We still don’t know what motivated the French government to arrest Pavel Durov, the Russian CEO of the social media and messaging platform Telegram, on Saturday. The French government said today that the arrest was related to Telegram's failure to cooperate with it to shut down criminal activity, such as terrorism and child pornography, on its platform and had nothing to do with censorship.
Others understandably fear that it is part of a broader crackdown on free speech in the West, given threats made by the EU and France’s temporary blocking of TikTok in one of its territories. Since Telegram allows both pro-Russian and anti-Russian information on its platform, Durov's arrest may be tied to the West’s antagonistic relationship with Russia and support for Ukraine.

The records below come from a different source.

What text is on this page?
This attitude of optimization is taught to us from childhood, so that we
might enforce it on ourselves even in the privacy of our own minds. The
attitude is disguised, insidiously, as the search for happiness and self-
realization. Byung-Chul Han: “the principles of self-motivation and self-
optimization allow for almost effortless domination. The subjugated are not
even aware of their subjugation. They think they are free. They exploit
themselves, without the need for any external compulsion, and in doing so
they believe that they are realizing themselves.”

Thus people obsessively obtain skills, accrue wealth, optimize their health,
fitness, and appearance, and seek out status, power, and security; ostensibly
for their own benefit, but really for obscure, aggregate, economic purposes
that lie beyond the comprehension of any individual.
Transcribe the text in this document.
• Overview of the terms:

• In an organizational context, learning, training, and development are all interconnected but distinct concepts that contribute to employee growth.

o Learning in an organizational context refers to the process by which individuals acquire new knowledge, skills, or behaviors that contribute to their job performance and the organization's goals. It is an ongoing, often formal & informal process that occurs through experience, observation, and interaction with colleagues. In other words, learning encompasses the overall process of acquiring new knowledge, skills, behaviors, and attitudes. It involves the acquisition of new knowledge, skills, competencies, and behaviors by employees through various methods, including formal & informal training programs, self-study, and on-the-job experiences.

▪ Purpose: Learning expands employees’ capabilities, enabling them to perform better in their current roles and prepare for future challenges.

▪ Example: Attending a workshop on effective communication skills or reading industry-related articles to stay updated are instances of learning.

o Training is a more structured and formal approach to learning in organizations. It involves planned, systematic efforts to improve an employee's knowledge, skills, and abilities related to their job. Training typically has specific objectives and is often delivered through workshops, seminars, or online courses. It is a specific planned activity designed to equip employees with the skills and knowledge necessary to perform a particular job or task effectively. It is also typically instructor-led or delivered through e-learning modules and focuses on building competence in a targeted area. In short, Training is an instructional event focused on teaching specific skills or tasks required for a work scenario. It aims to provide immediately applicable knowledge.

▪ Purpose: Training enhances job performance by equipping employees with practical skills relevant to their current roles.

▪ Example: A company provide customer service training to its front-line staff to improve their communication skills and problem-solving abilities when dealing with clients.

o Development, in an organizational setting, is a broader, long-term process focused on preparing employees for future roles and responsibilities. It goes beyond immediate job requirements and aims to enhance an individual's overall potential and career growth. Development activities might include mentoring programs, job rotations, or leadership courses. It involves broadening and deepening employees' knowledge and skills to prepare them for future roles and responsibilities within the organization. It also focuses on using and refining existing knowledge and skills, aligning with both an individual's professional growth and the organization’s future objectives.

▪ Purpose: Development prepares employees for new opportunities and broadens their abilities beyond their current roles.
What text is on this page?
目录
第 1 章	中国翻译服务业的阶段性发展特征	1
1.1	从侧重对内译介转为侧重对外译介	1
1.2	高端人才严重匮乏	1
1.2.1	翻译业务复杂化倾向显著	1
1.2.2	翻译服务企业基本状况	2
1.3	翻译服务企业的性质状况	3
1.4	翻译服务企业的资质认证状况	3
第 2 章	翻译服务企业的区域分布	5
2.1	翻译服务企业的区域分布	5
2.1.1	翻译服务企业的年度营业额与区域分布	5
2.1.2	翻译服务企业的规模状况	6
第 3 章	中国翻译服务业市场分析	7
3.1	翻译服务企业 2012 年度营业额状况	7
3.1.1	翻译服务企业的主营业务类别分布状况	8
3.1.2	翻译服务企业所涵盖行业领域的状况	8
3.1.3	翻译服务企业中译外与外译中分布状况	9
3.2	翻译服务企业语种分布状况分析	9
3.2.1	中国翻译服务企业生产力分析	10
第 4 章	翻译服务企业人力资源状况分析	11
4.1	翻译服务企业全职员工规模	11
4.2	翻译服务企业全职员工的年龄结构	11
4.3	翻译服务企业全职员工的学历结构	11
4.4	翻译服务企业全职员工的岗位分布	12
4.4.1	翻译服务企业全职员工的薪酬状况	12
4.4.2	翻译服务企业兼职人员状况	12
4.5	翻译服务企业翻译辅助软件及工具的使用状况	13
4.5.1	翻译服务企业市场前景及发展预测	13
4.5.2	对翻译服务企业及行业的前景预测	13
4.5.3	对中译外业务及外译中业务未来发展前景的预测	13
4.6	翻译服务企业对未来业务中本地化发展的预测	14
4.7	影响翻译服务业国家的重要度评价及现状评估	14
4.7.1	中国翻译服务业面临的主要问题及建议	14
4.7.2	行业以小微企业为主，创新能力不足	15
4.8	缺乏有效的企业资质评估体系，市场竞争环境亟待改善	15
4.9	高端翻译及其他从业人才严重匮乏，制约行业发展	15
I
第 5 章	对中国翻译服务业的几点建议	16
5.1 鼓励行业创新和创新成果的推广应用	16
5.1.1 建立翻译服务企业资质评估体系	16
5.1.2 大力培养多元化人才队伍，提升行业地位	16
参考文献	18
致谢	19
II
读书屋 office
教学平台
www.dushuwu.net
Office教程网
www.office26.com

Whether or not France’s motivation had anything to do with the Ukraine-Russia war, it’s clear that the United States and NATO are every day getting closer to nuclear war with Russia. The Polish government says that what appeared to be a Russian drone entered Polish airspace. Ukraine’s military has, in recent days, been using U.S.-supplied rockets to blow up bridges in Russia.
And now Russia has counter-struck with one of the most extensive bombardments of Ukraine since the beginning of the war, sending over 200 drones and missiles into 15 regions and hitting a hydroelectric power plant, causing blackouts, and forcing residents of Kyiv to shelter in the subways.
In June, Russian President Vladimir Putin warned that Russia could give long-range weapons to other nations to strike Western targets if the US and NATO allow Ukraine to attack inside Russian borders. “That would mark their direct involvement in the war against the Russian Federation, and we reserve the right to act the same way,” Putin told reporters.